Photography / “Between Hope and Despair” by Natasha Fijn. At Photo Access until May 21. Reviewed by CON BOEKEL.
OCCASIONALLY an exhibition comes along that is close to the bone for deeply personal reasons. “Between Hope and Despair” by Natasha Fijn is one such.
The late Jan Reinder Fijn was a professional photographer. He lived in Maastricht in the Netherlands during the German invasion, occupation, and retreat – “despair” and “hope”. There was heavy fighting because the bridges over the Maas River were important strategically. Jan bravely photographed what he saw. Two generations later Natasha Fijn, granddaughter of Jan, photographed the destruction and recovery of the 2019-2020 Australian megafires – “despair” and “hope”.
The exhibition juxtaposes images by grandfather and granddaughter. It provides a brief glimpse of Jan’s photo album with its acutely-observed, hand-written captions. It includes Natasha’s original work as well as her reworking, as prints, of some of Jan’s photos.
The war imagery and the fire imagery immediately triggered deep and multi-layered personal emotions. These relate directly to some terrible family experiences of war and of fire.

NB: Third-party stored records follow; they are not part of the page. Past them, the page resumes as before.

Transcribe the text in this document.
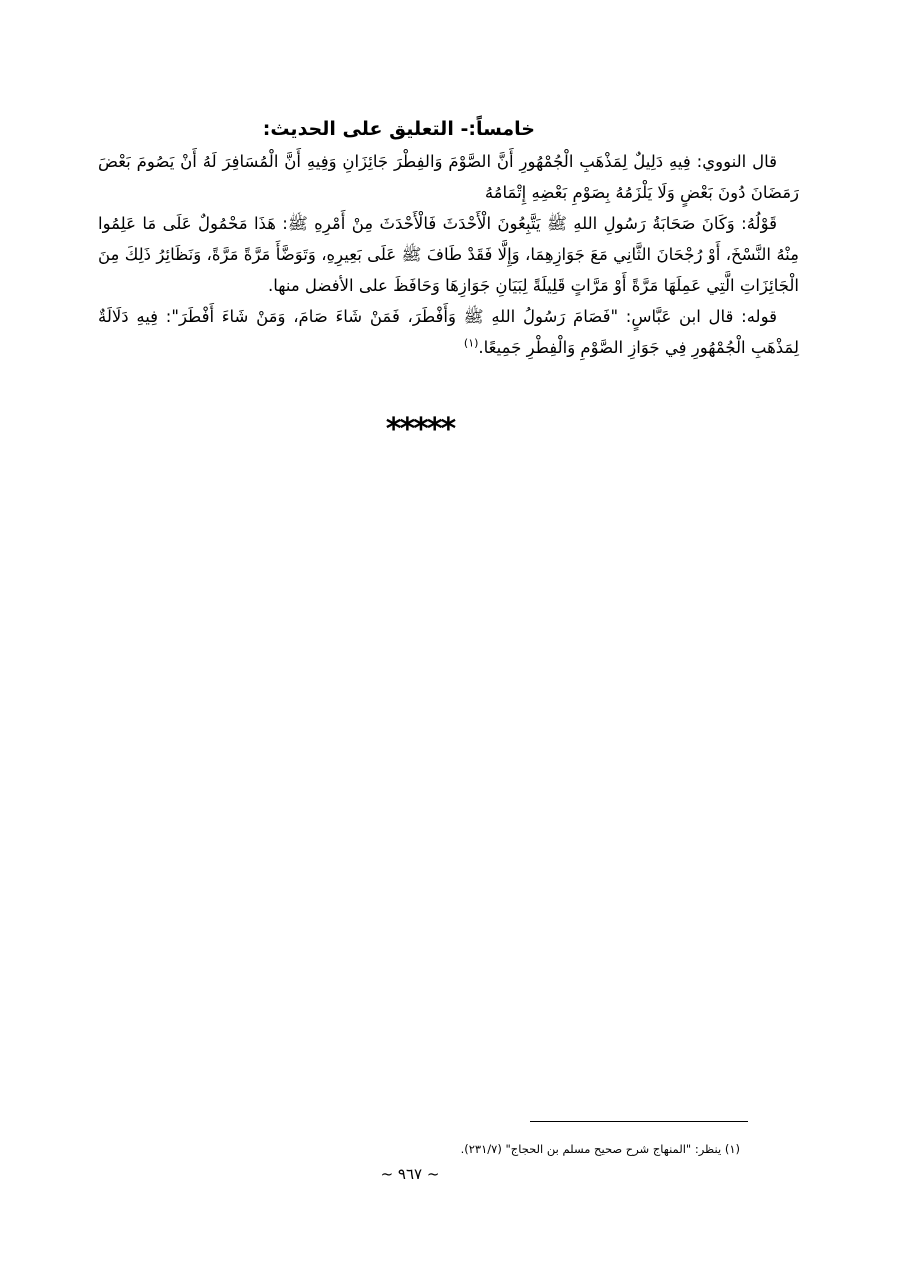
خامساً:- التعليق على الحديث:

قال النووي: فِيهِ دَلِيلٌ لِمَذْهَبِ الْجُمْهُورِ أَنَّ الصَّوْمَ وَالفِطْرَ جَائِزَانِ وَفِيهِ أَنَّ الْمُسَافِرَ لَهُ أَنْ يَصُومَ بَعْضَ رَمَضَانَ دُونَ بَعْضٍ وَلَا يَلْزَمُهُ بِصَوْمِ بَعْضِهِ إِتْمَامُهُ

قَوْلُهُ: وَكَانَ صَحَابَةُ رَسُولِ اللهِ ﷺ يَتَّبِعُونَ الْأَحْدَثَ فَالْأَحْدَثَ مِنْ أَمْرِهِ ﷺ: هَذَا مَحْمُولٌ عَلَى مَا عَلِمُوا مِنْهُ النَّسْخَ، أَوْ رُجْحَانَ الثَّانِي مَعَ جَوَازِهِمَا، وَإِلَّا فَقَدْ طَافَ ﷺ عَلَى بَعِيرِهِ، وَتَوَضَّأَ مَرَّةً مَرَّةً، وَنَظَائِرُ ذَلِكَ مِنَ الْجَائِزَاتِ الَّتِي عَمِلَهَا مَرَّةً أَوْ مَرَّاتٍ قَلِيلَةً لِبَيَانِ جَوَازِهَا وَحَافَظَ على الأفضل منها.

قوله: قال ابن عَبَّاسٍ: "فَصَامَ رَسُولُ اللهِ ﷺ وَأَفْطَرَ، فَمَنْ شَاءَ صَامَ، وَمَنْ شَاءَ أَفْطَرَ": فِيهِ دَلَالَةٌ لِمَذْهَبِ الْجُمْهُورِ فِي جَوَازِ الصَّوْمِ وَالْفِطْرِ جَمِيعًا.$^{(١)}$

*****
(١) ينظر: "المنهاج شرح صحيح مسلم بن الحجاج" (٢٣١/٧).
~ ٩٦٧ ~
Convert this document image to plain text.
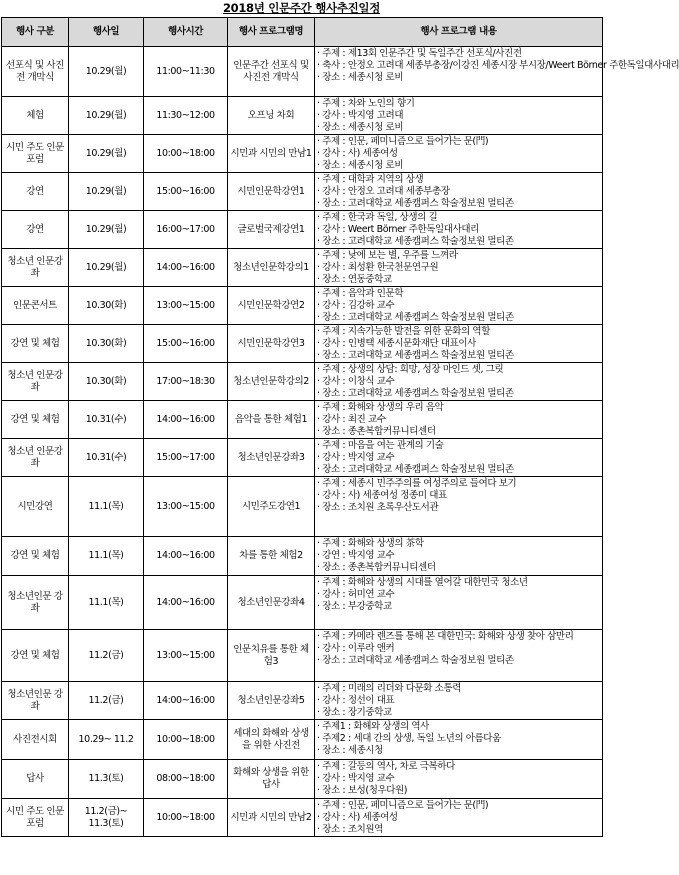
2018년 인문주간 행사추진일정
행사 구분	행사일	행사시간	행사 프로그램명	행사 프로그램 내용
선포식 및 사진전 개막식	10.29(월)	11:00~11:30	인문주간 선포식 및 사진전 개막식	· 주제 : 제13회 인문주간 및 독일주간 선포식/사진전
· 축사 : 안정오 고려대 세종부총장/이강진 세종시장 부시장/Weert Börner 주한독일대사대리
· 장소 : 세종시청 로비

체험	10.29(월)	11:30~12:00	오프닝 차회	· 주제 : 차와 노인의 향기
· 강사 : 박지영 고려대
· 장소 : 세종시청 로비

시민 주도 인문 포럼	10.29(월)	10:00~18:00	시민과 시민의 만남1	· 주제 : 인문, 페미니즘으로 들어가는 문(門)
· 강사 : 사) 세종여성
· 장소 : 세종시청 로비

강연	10.29(월)	15:00~16:00	시민인문학강연1	· 주제 : 대학과 지역의 상생
· 강사 : 안정오 고려대 세종부총장
· 장소 : 고려대학교 세종캠퍼스 학술정보원 멀티존

강연	10.29(월)	16:00~17:00	글로벌국제강연1	· 주제 : 한국과 독일, 상생의 길
· 강사 : Weert Börner 주한독일대사대리
· 장소 : 고려대학교 세종캠퍼스 학술정보원 멀티존

청소년 인문강좌	10.29(월)	14:00~16:00	청소년인문학강의1	· 주제 : 낮에 보는 별, 우주를 느껴라
· 강사 : 최성환 한국천문연구원
· 장소 : 연동중학교

인문콘서트	10.30(화)	13:00~15:00	시민인문학강연2	· 주제 : 음악과 인문학
· 강사 : 김강하 교수
· 장소 : 고려대학교 세종캠퍼스 학술정보원 멀티존

강연 및 체험	10.30(화)	15:00~16:00	시민인문학강연3	· 주제 : 지속가능한 발전을 위한 문화의 역할
· 강사 : 인병택 세종시문화재단 대표이사
· 장소 : 고려대학교 세종캠퍼스 학술정보원 멀티존

청소년 인문강좌	10.30(화)	17:00~18:30	청소년인문학강의2	· 주제 : 상생의 상담: 희망, 성장 마인드 셋, 그릿
· 강사 : 이창식 교수
· 장소 : 고려대학교 세종캠퍼스 학술정보원 멀티존

강연 및 체험	10.31(수)	14:00~16:00	음악을 통한 체험1	· 주제 : 화해와 상생의 우리 음악
· 강사 : 최진 교수
· 장소 : 종촌복합커뮤니티센터

청소년 인문강좌	10.31(수)	15:00~17:00	청소년인문강좌3	· 주제 : 마음을 여는 관계의 기술
· 강사 : 박지영 교수
· 장소 : 고려대학교 세종캠퍼스 학술정보원 멀티존

시민강연	11.1(목)	13:00~15:00	시민주도강연1	· 주제 : 세종시 민주주의를 여성주의로 들여다 보기
· 강사 : 사) 세종여성 정종미 대표
· 장소 : 조치원 초록우산도서관

강연 및 체험	11.1(목)	14:00~16:00	차를 통한 체험2	· 주제 : 화해와 상생의 茶학
· 강연 : 박지영 교수
· 장소 : 종촌복합커뮤니티센터

청소년인문 강좌	11.1(목)	14:00~16:00	청소년인문강좌4	· 주제 : 화해와 상생의 시대를 열어갈 대한민국 청소년
· 강사 : 허미연 교수
· 장소 : 부강중학교

강연 및 체험	11.2(금)	13:00~15:00	인문치유를 통한 체험3	· 주제 : 카메라 렌즈를 통해 본 대한민국: 화해와 상생 찾아 삼만리
· 강사 : 이루라 앤커
· 장소 : 고려대학교 세종캠퍼스 학술정보원 멀티존

청소년인문 강좌	11.2(금)	14:00~16:00	청소년인문강좌5	· 주제 : 미래의 리더와 다문화 소통력
· 강사 : 정선이 대표
· 장소 : 장기중학교

사진전시회	10.29~ 11.2	10:00~18:00	세대의 화해와 상생을 위한 사진전	· 주제1 : 화해와 상생의 역사
· 주제2 : 세대 간의 상생, 독일 노년의 아름다움
· 장소 : 세종시청

답사	11.3(토)	08:00~18:00	화해와 상생을 위한 답사	· 주제 : 갈등의 역사, 차로 극복하다
· 강사 : 박지영 교수
· 장소 : 보성(청우다원)

시민 주도 인문 포럼	11.2(금)~ 11.3(토)	10:00~18:00	시민과 시민의 만남2	· 주제 : 인문, 페미니즘으로 들어가는 문(門)
· 강사 : 사) 세종여성
· 장소 : 조치원역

How to stand back and to make general sense of such an exhibition? A useful starting point for conceptualising Jan’s photography is the Dutch Resistance Museum in Amsterdam. It brings my Dutch family war stories, along with Jan’s photos, into a brilliantly lucid focus: wars create only bad choices.
“Hope” is qualified. Jan’s evocative photo of the man cutting the hair of the women who had been lovers of German occupation soldiers is an intimate but brutal reminder of this. Natasha’s burnt landscapes are at times simplified visually and reflect simplified ecologies. Complexity – and some degree of resilience – has been burned out.

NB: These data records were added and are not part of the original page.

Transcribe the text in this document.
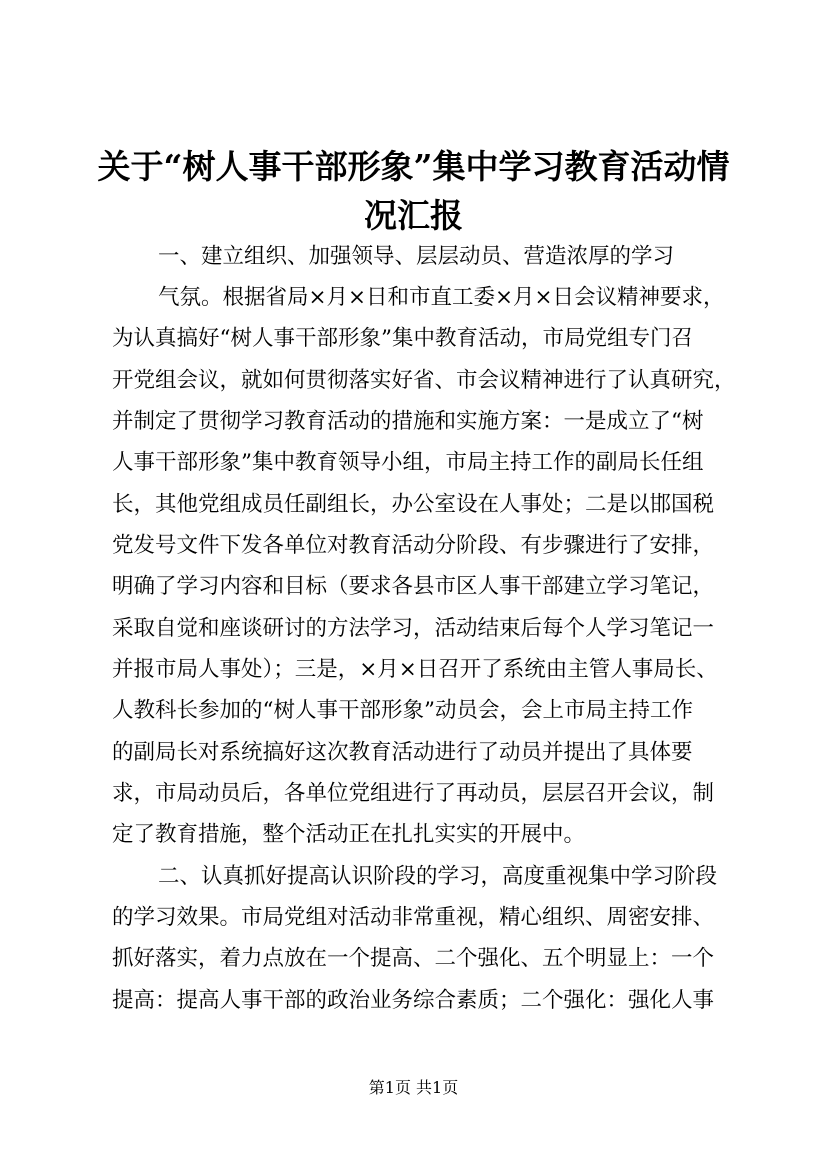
关于“树人事干部形象”集中学习教育活动情
况汇报

一、建立组织、加强领导、层层动员、营造浓厚的学习

气氛。根据省局×月×日和市直工委×月×日会议精神要求，

为认真搞好“树人事干部形象”集中教育活动，市局党组专门召

开党组会议，就如何贯彻落实好省、市会议精神进行了认真研究，

并制定了贯彻学习教育活动的措施和实施方案：一是成立了“树

人事干部形象”集中教育领导小组，市局主持工作的副局长任组

长，其他党组成员任副组长，办公室设在人事处；二是以邯国税

党发号文件下发各单位对教育活动分阶段、有步骤进行了安排，

明确了学习内容和目标（要求各县市区人事干部建立学习笔记，

采取自觉和座谈研讨的方法学习，活动结束后每个人学习笔记一

并报市局人事处）；三是，×月×日召开了系统由主管人事局长、

人教科长参加的“树人事干部形象”动员会，会上市局主持工作

的副局长对系统搞好这次教育活动进行了动员并提出了具体要

求，市局动员后，各单位党组进行了再动员，层层召开会议，制

定了教育措施，整个活动正在扎扎实实的开展中。

二、认真抓好提高认识阶段的学习，高度重视集中学习阶段

的学习效果。市局党组对活动非常重视，精心组织、周密安排、

抓好落实，着力点放在一个提高、二个强化、五个明显上：一个

提高：提高人事干部的政治业务综合素质；二个强化：强化人事

第1页 共1页
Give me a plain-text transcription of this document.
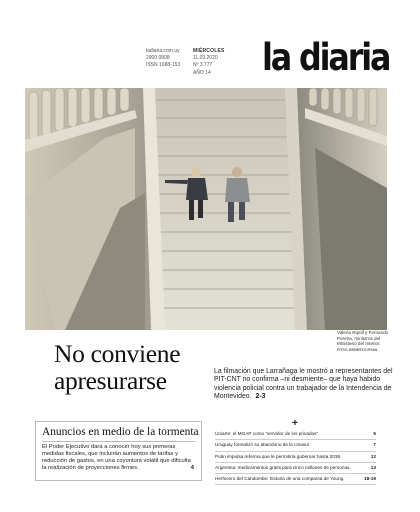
ladiaria.com.uy
2900 0808
ISSN 1688-153
MIÉRCOLES
11.03.2020
Nº 3.777
AÑO 14	la diaria
Valeria Ripoll y Fernando Pereira, ministros del Ministerio del Interior.
FOTO: ERNESTO RYAN
No conviene
apresurarse	La filmación que Larrañaga le mostró a representantes del PIT-CNT no confirma –ni desmiente– que haya habido violencia policial contra un trabajador de la Intendencia de Montevideo. 2-3
Anuncios en medio de la tormenta

El Poder Ejecutivo dará a conocer hoy sus primeras medidas fiscales, que incluirán aumentos de tarifas y reducción de gastos, en una coyuntura volátil que dificulta la realización de proyecciones firmes.	4

+
Uniarte: el MGAP como “servidor de los privados”.	5
Uruguay formalizó su abandono de la Unasur.	7
Putin impulsa reforma que le permitiría gobernar hasta 2036.	12
Argentina: medicamentos gratis para cinco millones de personas.	13
Herhicero del Candombe: historia de una comparsa de Young.	18-19
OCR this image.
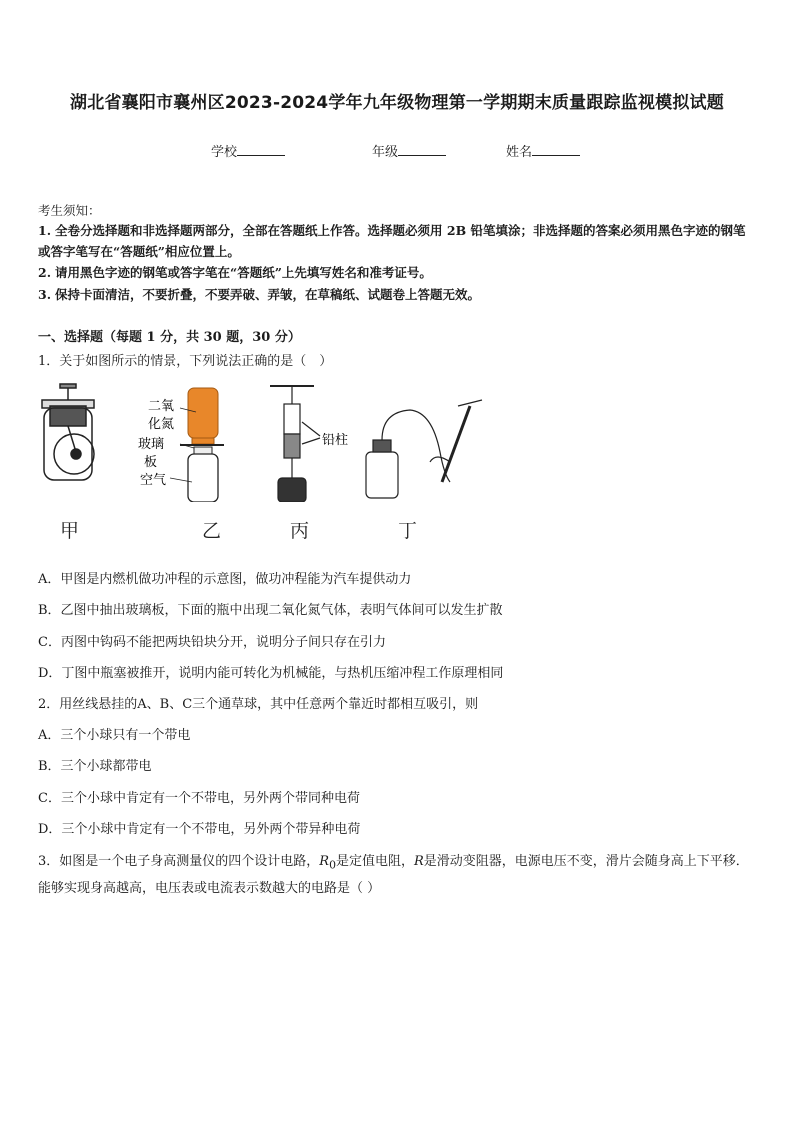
湖北省襄阳市襄州区2023-2024学年九年级物理第一学期期末质量跟踪监视模拟试题
学校	年级	姓名
考生须知：
1. 全卷分选择题和非选择题两部分，全部在答题纸上作答。选择题必须用 2B 铅笔填涂；非选择题的答案必须用黑色字迹的钢笔或答字笔写在“答题纸”相应位置上。
2. 请用黑色字迹的钢笔或答字笔在“答题纸”上先填写姓名和准考证号。
3. 保持卡面清洁，不要折叠，不要弄破、弄皱，在草稿纸、试题卷上答题无效。
一、选择题（每题 1 分，共 30 题，30 分）
1．关于如图所示的情景，下列说法正确的是（　）
二氧
化氮
玻璃
板
空气
铅柱
甲	乙	丙	丁
A．甲图是内燃机做功冲程的示意图，做功冲程能为汽车提供动力
B．乙图中抽出玻璃板，下面的瓶中出现二氧化氮气体，表明气体间可以发生扩散
C．丙图中钩码不能把两块铅块分开，说明分子间只存在引力
D．丁图中瓶塞被推开，说明内能可转化为机械能，与热机压缩冲程工作原理相同
2．用丝线悬挂的A、B、C三个通草球，其中任意两个靠近时都相互吸引，则
A．三个小球只有一个带电
B．三个小球都带电
C．三个小球中肯定有一个不带电，另外两个带同种电荷
D．三个小球中肯定有一个不带电，另外两个带异种电荷
3．如图是一个电子身高测量仪的四个设计电路，$R_0$是定值电阻，R是滑动变阻器，电源电压不变，滑片会随身高上下平移．能够实现身高越高，电压表或电流表示数越大的电路是（ ）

Ultimately, responses to the issues depend on the quality of the photography and, to a lesser extent, on the exhibition curation. It requires from the photographers an eyes-wide-open integrity. It helps that Natasha is trained in participant observation and that Jan was a skilled photographic observer. The documentary intent is clear. Their photographs duly do what only photographs can do: freeze fire in moments of time.
The photographers do not hide their presence. Some of Jan’s images are the very essence of street photography. Some vantage points generate a powerful immediacy. Others, distanced, invite quiet contemplation. There is no mawkish sentimentality in the choice or treatment of subjects. The compositions are, at times, extremely good. War and fire consequences are allowed to speak for themselves.

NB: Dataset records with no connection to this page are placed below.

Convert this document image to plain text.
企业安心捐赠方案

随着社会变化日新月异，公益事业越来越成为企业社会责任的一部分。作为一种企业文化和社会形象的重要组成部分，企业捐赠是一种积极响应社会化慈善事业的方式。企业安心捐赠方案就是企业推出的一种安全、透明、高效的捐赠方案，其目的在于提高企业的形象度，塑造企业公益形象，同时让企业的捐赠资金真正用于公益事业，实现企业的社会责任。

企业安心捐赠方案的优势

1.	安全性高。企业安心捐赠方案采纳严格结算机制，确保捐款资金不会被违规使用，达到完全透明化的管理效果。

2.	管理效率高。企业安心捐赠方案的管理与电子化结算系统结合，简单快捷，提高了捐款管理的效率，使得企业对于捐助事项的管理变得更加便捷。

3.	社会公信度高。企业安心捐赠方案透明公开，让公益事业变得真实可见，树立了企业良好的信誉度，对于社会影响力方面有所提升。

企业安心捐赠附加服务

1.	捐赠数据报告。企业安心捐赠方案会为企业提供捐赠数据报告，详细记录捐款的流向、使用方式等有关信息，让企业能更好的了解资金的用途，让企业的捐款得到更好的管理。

Natasha has reworked some of Jan’s photos into modern prints. I prefer the historicity of the originals in Jan’s album – perhaps because the general look is the same as the general look in my family albums of the same era. The treatment of tones is more satisfying in the originals.
Various elements of Natasha’s photos echo those that appear in Jan’s. She has curated some of them as pairs. This can work well as in “St Servatius Bridge, 1944” paired with “Burnt out shed, Plumwood Mountain, 2020”.
Natasha’s moist snail in “Newly emerged snail after fire, 2020”, slides across a burnt substrate. It is counter-intuitive and is a fresh image in the crowded and sometimes hackneyed fires genre. It serves as a metaphor: one must have hope, pick up the pieces, and move on.
The Fijn family, like so very many families who now live in safe-haven Australia, was torn adrift by war. They migrated first to NZ then to Australia. This multi-generational exhibition is an expression of shared loss, gain, despair and hope. Ironically, in escaping the fires of war, the family now faces a war with fires.
This exhibition will touch raw nerves for many Australians. As for war, so for fire.
Concurrently exhibited at PhotoAccess are “Eating Wild Weeds” by Alex Flannery and “Archive Apparitions” by Elise DeCourcy.
This trio of photographic exhibitions is well worth a visit.